後來,給我做媒的同事張阿姨也打電話來,問我是怎麼回事。我只得把事情的經歷大略地跟她說了一遍,她也是發了一通牢騷,說局裡有些事真是不像話,又寬慰我說,沒關係,人總是要吃點苦受點挫折的,千萬不要被一時的逆境所嚇倒,只要自己沒有做什麼錯事,就沒什麼好怕的。
如果說,執法科長的調侃讓我沉悶的心情變得輕鬆了一些,那麼,張阿姨的寬慰則撥去了我心頭的陰霾,讓我重新看到了一線希望。我很感激他們在我遇到困境的時候,還能伸出溫暖的手,撫慰我受傷的心靈。

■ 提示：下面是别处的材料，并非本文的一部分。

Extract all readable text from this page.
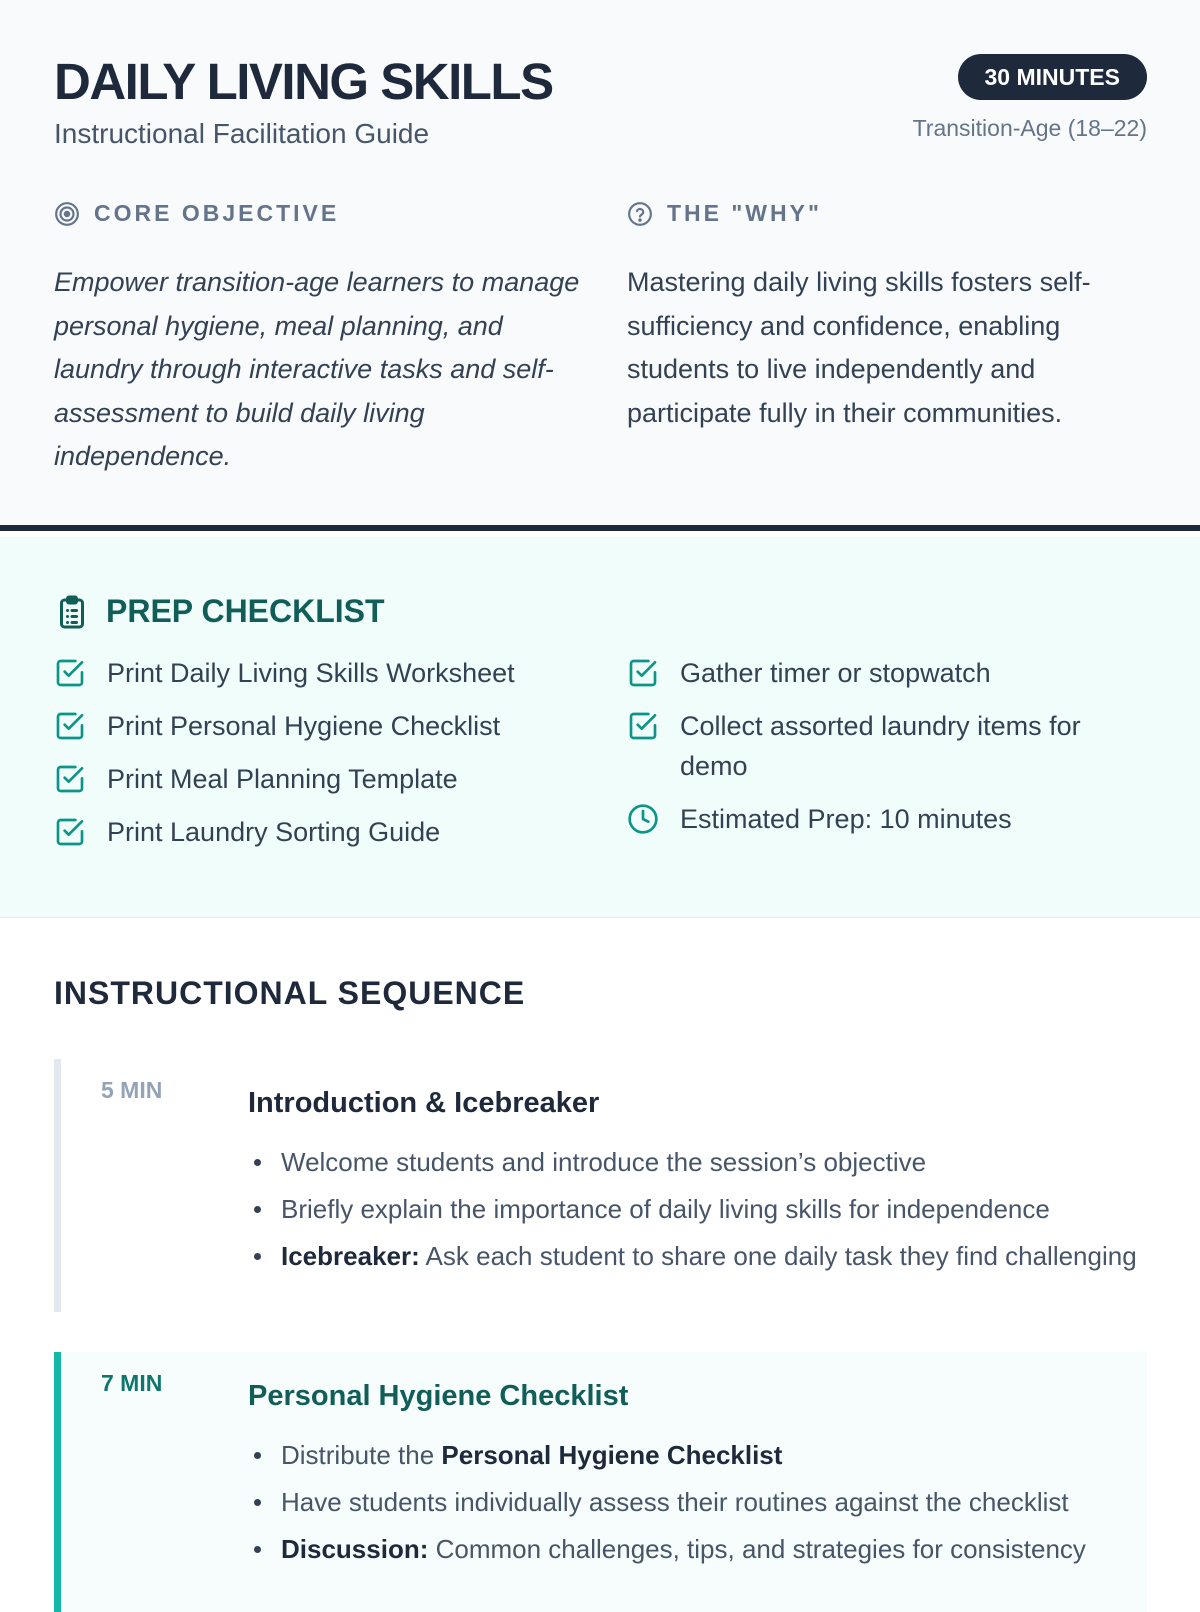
DAILY LIVING SKILLS
Instructional Facilitation Guide
30 MINUTES
Transition-Age (18–22)
CORE OBJECTIVE

Empower transition-age learners to manage personal hygiene, meal planning, and laundry through interactive tasks and self-assessment to build daily living independence.

THE "WHY"

Mastering daily living skills fosters self-sufficiency and confidence, enabling students to live independently and participate fully in their communities.

PREP CHECKLIST
Print Daily Living Skills Worksheet
Print Personal Hygiene Checklist
Print Meal Planning Template
Print Laundry Sorting Guide
Gather timer or stopwatch
Collect assorted laundry items for demo
Estimated Prep: 10 minutes
INSTRUCTIONAL SEQUENCE
5 MIN	Introduction & Icebreaker
Welcome students and introduce the session’s objective
Briefly explain the importance of daily living skills for independence
Icebreaker: Ask each student to share one daily task they find challenging
7 MIN	Personal Hygiene Checklist
Distribute the Personal Hygiene Checklist
Have students individually assess their routines against the checklist
Discussion: Common challenges, tips, and strategies for consistency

好在珍珍對我被停職反省之事看得很淡,只是一味地安慰我,買我喜歡吃的菜做給我吃,還抽空陪我去了一趟鄉下看望父母。我不敢跟父母說停職反省的事,只說珍珍休息,我便抽個空回來探望他們一下。父母對於我和珍珍雙雙回家,十分興奮,又是殺雞,又是買肉,做了一大桌好吃的菜。我在濃濃親情裡,深深地感覺到,我並沒有被生活所遺棄。